Step 3: Install SQL Server

Notice Only versions later than SQL Server 2016 SP1 support change data capture (CDC). Therefore, the version of your SQL Server must be later than this version.
  1. Download docker-compose-sqlserver.yaml.
  2. Run the following command to install SQL Server:
    docker-compose -f docker-compose-sqlserver.yaml up

Step 4: Configure SQL Server

  1. Download inventory.sql.
  2. Run the following command to initialize the test data in the SQL Server database:
    cat inventory.sql | docker exec -i tutorial_sqlserver_1 bash -c '/opt/mssql-tools/bin/sqlcmd -U sa -P $SA_PASSWORD'
  3. Optional:To listen to existing tables in the SQL Server database, perform the following operations:
    1. Run the following commands to enable CDC:
      ## Enable CDC for the database. 
      USE testDB
      GO
      EXEC sys.sp_cdc_enable_db
      GO
    2. Run the following commands to enable CDC for a specified table:
      ## Enable CDC for a specified table. 
      USE testDB
      GO
      
      EXEC sys.sp_cdc_enable_table
      @source_schema = N'dbo',
      @source_name   = N'MyTable',
      @role_name     = N'MyRole',
      @filegroup_name = N'MyDB_CT',
      @supports_net_changes = 1
      GO
    3. Run the following commands to check whether you have the permissions to access the table for which CDC is enabled:
      EXEC sys.sp_cdc_help_change_data_capture
      GO
      Note If the returned result is empty, check whether you have the permissions to access the table.
    4. Run the following command to check whether SQL Server Agent is enabled:
      EXEC master.dbo.xp_servicecontrol N'QUERYSTATE',N'SQLSERVERAGENT'
      Note If Running is returned, SQL Server Agent is enabled.

Step 5: Start the SQL Server source connector

  1. Download register-sqlserver.json.
  2. Edit register-sqlserver.json.
    • Access from a VPC
      ## The default endpoint of the Message Queue for Apache Kafka instance.
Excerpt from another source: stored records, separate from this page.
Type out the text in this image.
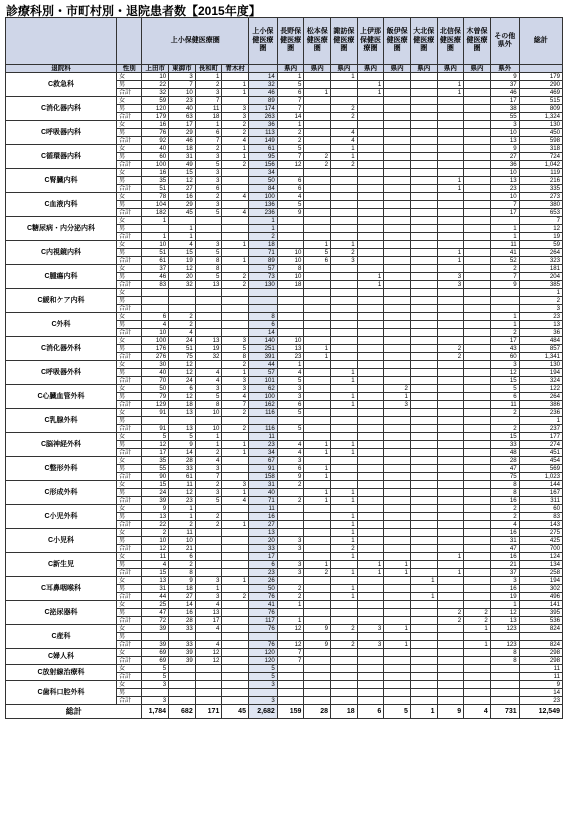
診療科別・市町村別・退院患者数【2015年度】
		上小保健医療圏				上小保健医療圏	長野保健医療圏	松本保健医療圏	諏訪保健医療圏	上伊那保健医療圏	飯伊保健医療圏	大北保健医療圏	北信保健医療圏	木曽保健医療圏	その他県外	総計
退院科	性別	上田市	東御市	長和町	青木村		県内	県内	県内	県内	県内	県内	県内	県内	県外	
C救急科	女	10	3	1		14	1		1						9	179
	男	22	7	2	1	32	5			1			1		37	290
	合計	32	10	3	1	46	6	1		1			1		46	469
C消化器内科	女	59	23	7		89	7								17	515
	男	120	40	11	3	174	7		2						38	809
	合計	179	63	18	3	263	14		2						55	1,324
C呼吸器内科	女	16	17	1	2	36	1								3	130
	男	76	29	6	2	113	2		4						10	450
	合計	92	46	7	4	149	2		4						13	598
C循環器内科	女	40	18	2	1	61	5		1						9	318
	男	60	31	3	1	95	7	2	1						27	724
	合計	100	49	5	2	156	12	2	2						36	1,042
C腎臓内科	女	16	15	3		34									10	119
	男	35	12	3		50	6						1		13	216
	合計	51	27	6		84	6						1		23	335
C血液内科	女	78	16	2	4	100	4								10	273
	男	104	29	3		136	5								7	380
	合計	182	45	5	4	236	9								17	653
C糖尿病・内分泌内科	女	1				1										7
	男		1			1									1	12
	合計	1	1			2									1	19
C内視鏡内科	女	10	4	3	1	18		1	1						11	59
	男	51	15	5		71	10	5	2				1		41	264
	合計	61	19	8	1	89	10	6	3				1		52	323
C腫瘍内科	女	37	12	8		57	8								2	181
	男	46	20	5	2	73	10			1			3		7	204
	合計	83	32	13	2	130	18			1			3		9	385
C緩和ケア内科	女															1
	男															2
	合計															3
C外科	女	6	2			8									1	23
	男	4	2			6									1	13
	合計	10	4			14									2	36
C消化器外科	女	100	24	13	3	140	10								17	484
	男	176	51	19	5	251	13	1					2		43	857
	合計	276	75	32	8	391	23	1					2		60	1,341
C呼吸器外科	女	30	12		2	44	1								3	130
	男	40	12	4	1	57	4		1						12	194
	合計	70	24	4	3	101	5		1						15	324
C心臓血管外科	女	50	6	3	3	62	3				2				5	122
	男	79	12	5	4	100	3		1		1				6	264
	合計	129	18	8	7	162	6		1		3				11	386
C乳腺外科	女	91	13	10	2	116	5								2	236
	男															1
	合計	91	13	10	2	116	5								2	237
C脳神経外科	女	5	5	1		11									15	177
	男	12	9	1	1	23	4	1	1						33	274
	合計	17	14	2	1	34	4	1	1						48	451
C整形外科	女	35	28	4		67	3								28	454
	男	55	33	3		91	6	1							47	569
	合計	90	61	7		158	9	1							75	1,023
C形成外科	女	15	11	2	3	31	2								8	144
	男	24	12	3	1	40		1	1						8	167
	合計	39	23	5	4	71	2	1	1						16	311
C小児外科	女	9	1			11									2	60
	男	13	1	2		16			1						2	83
	合計	22	2	2	1	27			1						4	143
C小児科	女	2	11			13			1						16	275
	男	10	10			20	3		1						31	425
	合計	12	21			33	3		2						47	700
C新生児	女	11	6			17			1				1		16	124
	男	4	2			6	3	1		1	1				21	134
	合計	15	8			23	3	2	1	1	1		1		37	258
C耳鼻咽喉科	女	13	9	3	1	26						1			3	194
	男	31	18	1		50	2		1						16	302
	合計	44	27	3	2	76	2		1			1			19	496
C泌尿器科	女	25	14	4		41	1								1	141
	男	47	16	13		76							2	2	12	395
	合計	72	28	17		117	1						2	2	13	536
C産科	女	39	33	4		76	12	9	2	3	1			1	123	824
	男															
	合計	39	33	4		76	12	9	2	3	1			1	123	824
C婦人科	女	69	39	12		120	7								8	298
	合計	69	39	12		120	7								8	298
C放射線治療科	女	5				5										11
	合計	5				5										11
C歯科口腔外科	女	3				3										9
	男															14
	合計	3				3										23
総計		1,784	682	171	45	2,682	159	28	18	6	5	1	9	4	731	12,549
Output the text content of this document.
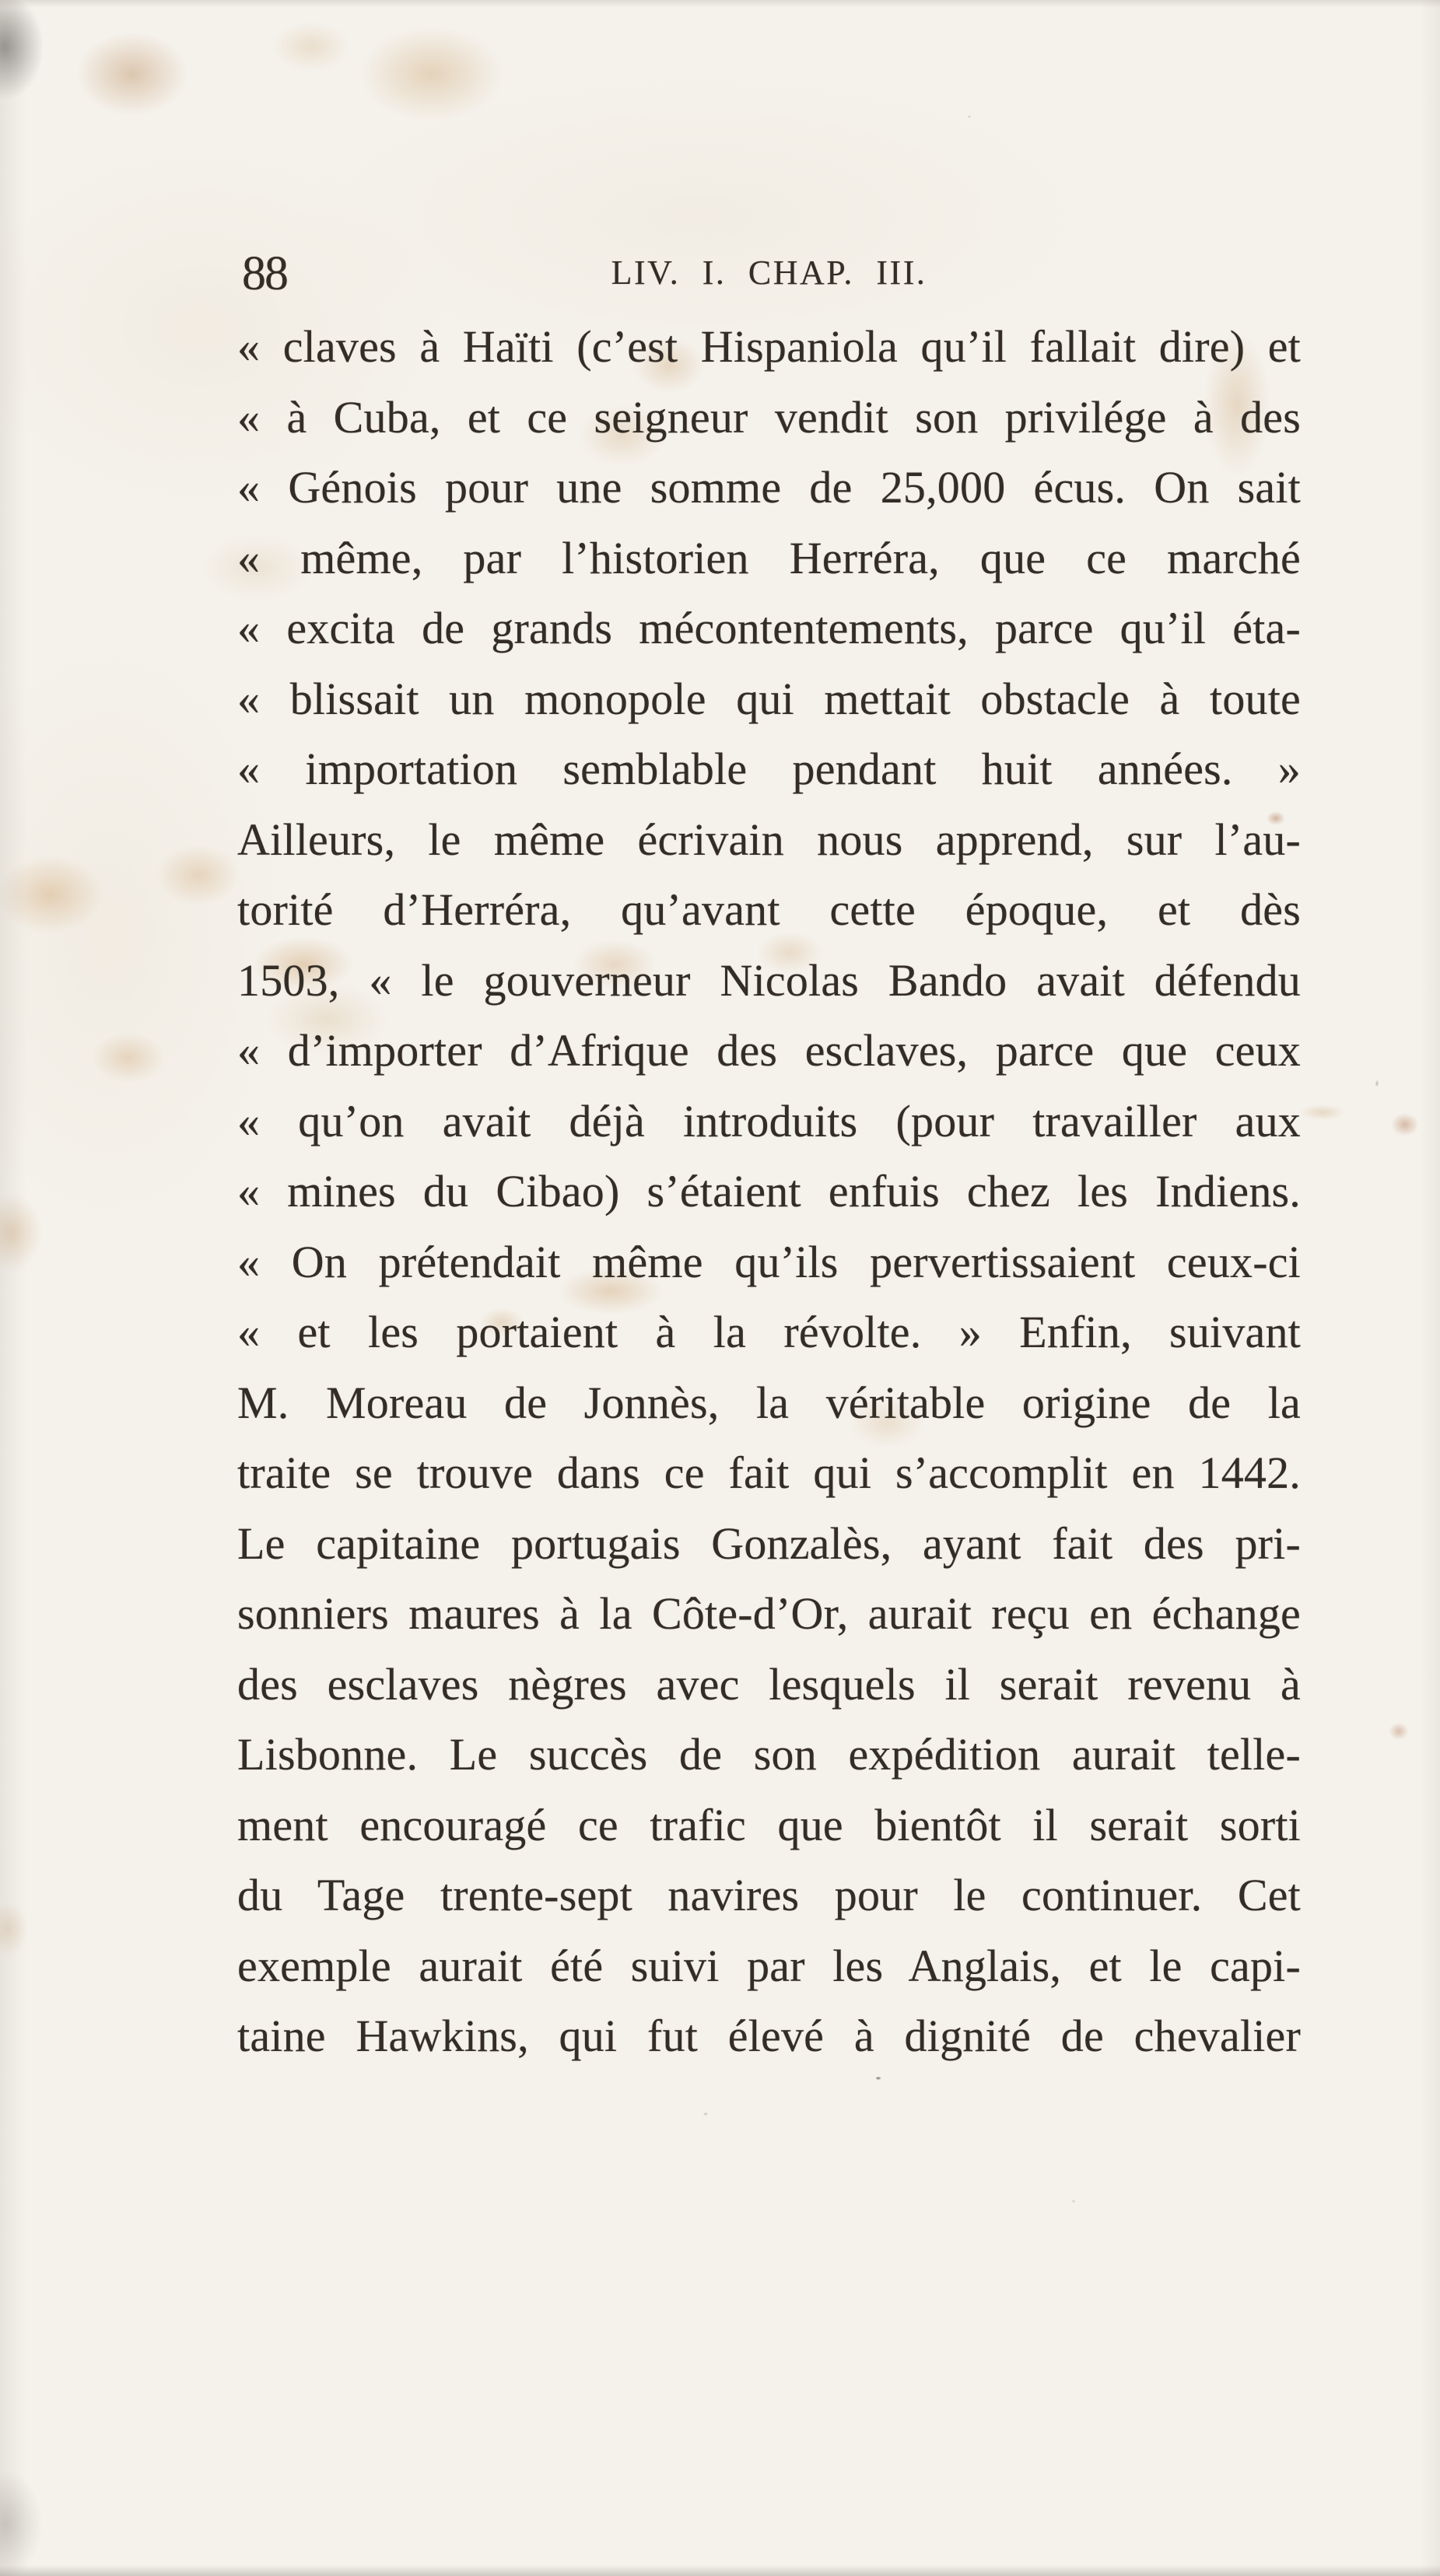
88	LIV. I. CHAP. III.
« claves à Haïti (c’est Hispaniola qu’il fallait dire) et
« à Cuba, et ce seigneur vendit son privilége à des
« Génois pour une somme de 25,000 écus. On sait
« même, par l’historien Herréra, que ce marché
« excita de grands mécontentements, parce qu’il éta-
« blissait un monopole qui mettait obstacle à toute
« importation semblable pendant huit années. »
Ailleurs, le même écrivain nous apprend, sur l’au-
torité d’Herréra, qu’avant cette époque, et dès
1503, « le gouverneur Nicolas Bando avait défendu
« d’importer d’Afrique des esclaves, parce que ceux
« qu’on avait déjà introduits (pour travailler aux
« mines du Cibao) s’étaient enfuis chez les Indiens.
« On prétendait même qu’ils pervertissaient ceux-ci
« et les portaient à la révolte. » Enfin, suivant
M. Moreau de Jonnès, la véritable origine de la
traite se trouve dans ce fait qui s’accomplit en 1442.
Le capitaine portugais Gonzalès, ayant fait des pri-
sonniers maures à la Côte-d’Or, aurait reçu en échange
des esclaves nègres avec lesquels il serait revenu à
Lisbonne. Le succès de son expédition aurait telle-
ment encouragé ce trafic que bientôt il serait sorti
du Tage trente-sept navires pour le continuer. Cet
exemple aurait été suivi par les Anglais, et le capi-
taine Hawkins, qui fut élevé à dignité de chevalier
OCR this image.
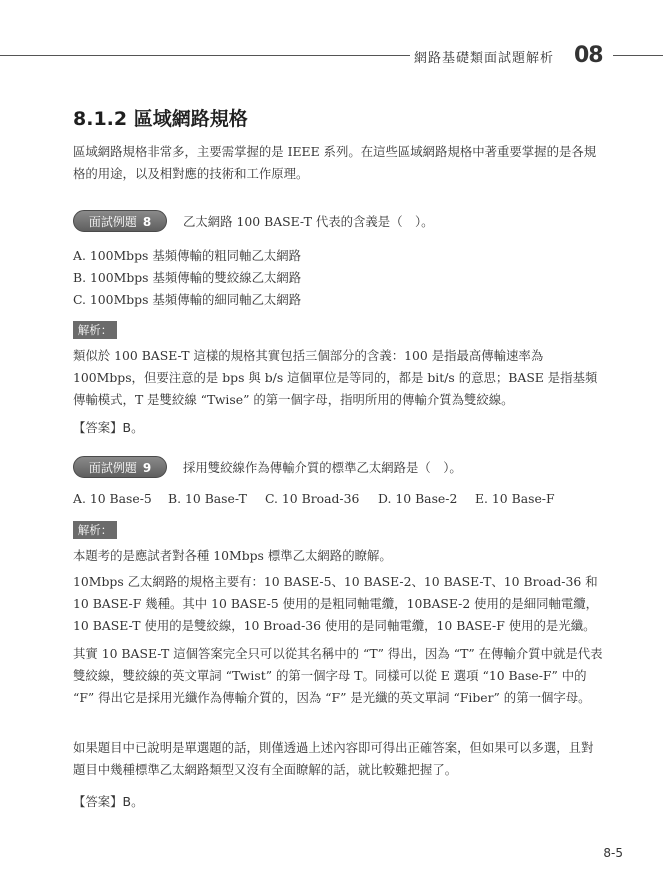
網路基礎類面試題解析 08
8.1.2 區域網路規格
區域網路規格非常多，主要需掌握的是 IEEE 系列。在這些區域網路規格中著重要掌握的是各規格的用途，以及相對應的技術和工作原理。
面試例題 8	乙太網路 100 BASE-T 代表的含義是（　）。
A. 100Mbps 基頻傳輸的粗同軸乙太網路
B. 100Mbps 基頻傳輸的雙絞線乙太網路
C. 100Mbps 基頻傳輸的細同軸乙太網路
解析：
類似於 100 BASE-T 這樣的規格其實包括三個部分的含義：100 是指最高傳輸速率為 100Mbps，但要注意的是 bps 與 b/s 這個單位是等同的，都是 bit/s 的意思；BASE 是指基頻傳輸模式，T 是雙絞線 “Twise” 的第一個字母，指明所用的傳輸介質為雙絞線。
【答案】B。
面試例題 9	採用雙絞線作為傳輸介質的標準乙太網路是（　）。
A. 10 Base-5 B. 10 Base-T C. 10 Broad-36 D. 10 Base-2 E. 10 Base-F
解析：
本題考的是應試者對各種 10Mbps 標準乙太網路的瞭解。
10Mbps 乙太網路的規格主要有：10 BASE-5、10 BASE-2、10 BASE-T、10 Broad-36 和 10 BASE-F 幾種。其中 10 BASE-5 使用的是粗同軸電纜，10BASE-2 使用的是細同軸電纜，10 BASE-T 使用的是雙絞線，10 Broad-36 使用的是同軸電纜，10 BASE-F 使用的是光纖。
其實 10 BASE-T 這個答案完全只可以從其名稱中的 “T” 得出，因為 “T” 在傳輸介質中就是代表雙絞線，雙絞線的英文單詞 “Twist” 的第一個字母 T。同樣可以從 E 選項 “10 Base-F” 中的 “F” 得出它是採用光纖作為傳輸介質的，因為 “F” 是光纖的英文單詞 “Fiber” 的第一個字母。
如果題目中已說明是單選題的話，則僅透過上述內容即可得出正確答案，但如果可以多選，且對題目中幾種標準乙太網路類型又沒有全面瞭解的話，就比較難把握了。
【答案】B。
8-5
You can obtain the endpoint in the Message Queue for Apache Kafka console. 
      "database.history.kafka.bootstrap.servers" : "kafka:9092",
      ## You must create a topic in the Message Queue for Apache Kafka console with the same name as the specified topic in the SQL Server database in advance. In this example, create a topic named server1. 
      ## All table change data is recorded in server1.$DATABASE.$TABLE topics, such as the server1.testDB.products topic. 
      ## Therefore, you must create all related topics in the Message Queue for Apache Kafka console in advance. 
      "database.server.name": "server1",
      ## Schema changes are recorded in this topic. 
      ## You must create this topic in the Message Queue for Apache Kafka console in advance. 
      "database.history.kafka.topic": "schema-changes-inventory"
    • Access from the Internet
      ## The SSL endpoint of the Message Queue for Apache Kafka instance. You can obtain the endpoint in the Message Queue for Apache Kafka console. 
      "database.history.kafka.bootstrap.servers" : "kafka:9092",
      ## You must create a topic in the Message Queue for Apache Kafka console with the same name as the specified topic in the SQL Server database in advance. In this example, create a topic named server1. 
      ## All table change data is recorded in server1.$DATABASE.$TABLE topics, such as the server1.testDB.products topic. 
      ## Therefore, you must create all related topics in the Message Queue for Apache Kafka console in advance. 
      "database.server.name": "server1",
      ## Schema changes are recorded in this topic. 
      ## You must create this topic in the Message Queue for Apache Kafka console in advance. 
      "database.history.kafka.topic": "schema-changes-inventory",
      ## To access Message Queue for Apache Kafka over the Internet by using the SSL endpoint, modify the following configurations: 
      "database.history.producer.ssl.truststore.location": "kafka.client.truststore.jks",
      "database.history.producer.ssl.truststore.password": "KafkaOnsClient",
      "database.history.producer.security.protocol": "SASL_SSL",
      "database.history.producer.sasl.mechanism": "PLAIN",
      "database.history.consumer.ssl.truststore.location": "kafka.client.truststore.jks",
      "database.history.consumer.ssl.truststore.password": "KafkaOnsClient",
      "database.history.consumer.security.protocol": "SASL_SSL",
      "database.history.consumer.sasl.mechanism": "PLAIN",
  3. After you configure register-sqlserver.json, you must create the corresponding topics in the console based on the configuration. For more information about the steps, see Step 1: Create a topic.
    In SQL Server installed based on this tutorial, db name:testDB is created in advance. The database contains the following four tables:
    • customers
    • orders
    • products
    • products_on_hand
    You must call the CreateTopic operation to create the following topics based on the preceding configuration of register-sqlserver.json:
    • server1
    • server1.testDB.customers
    • server1.testDB.orders
    • server1.testDB.products
    • server1.testDB.products_on_hand

    Schema change information needs to be stored in schema-changes-testDB based on the configuration in register-sqlserver.json. Therefore, you must create the schema-changes-inventory topic by calling the CreateTopic operation. For more information, see CreateTopic.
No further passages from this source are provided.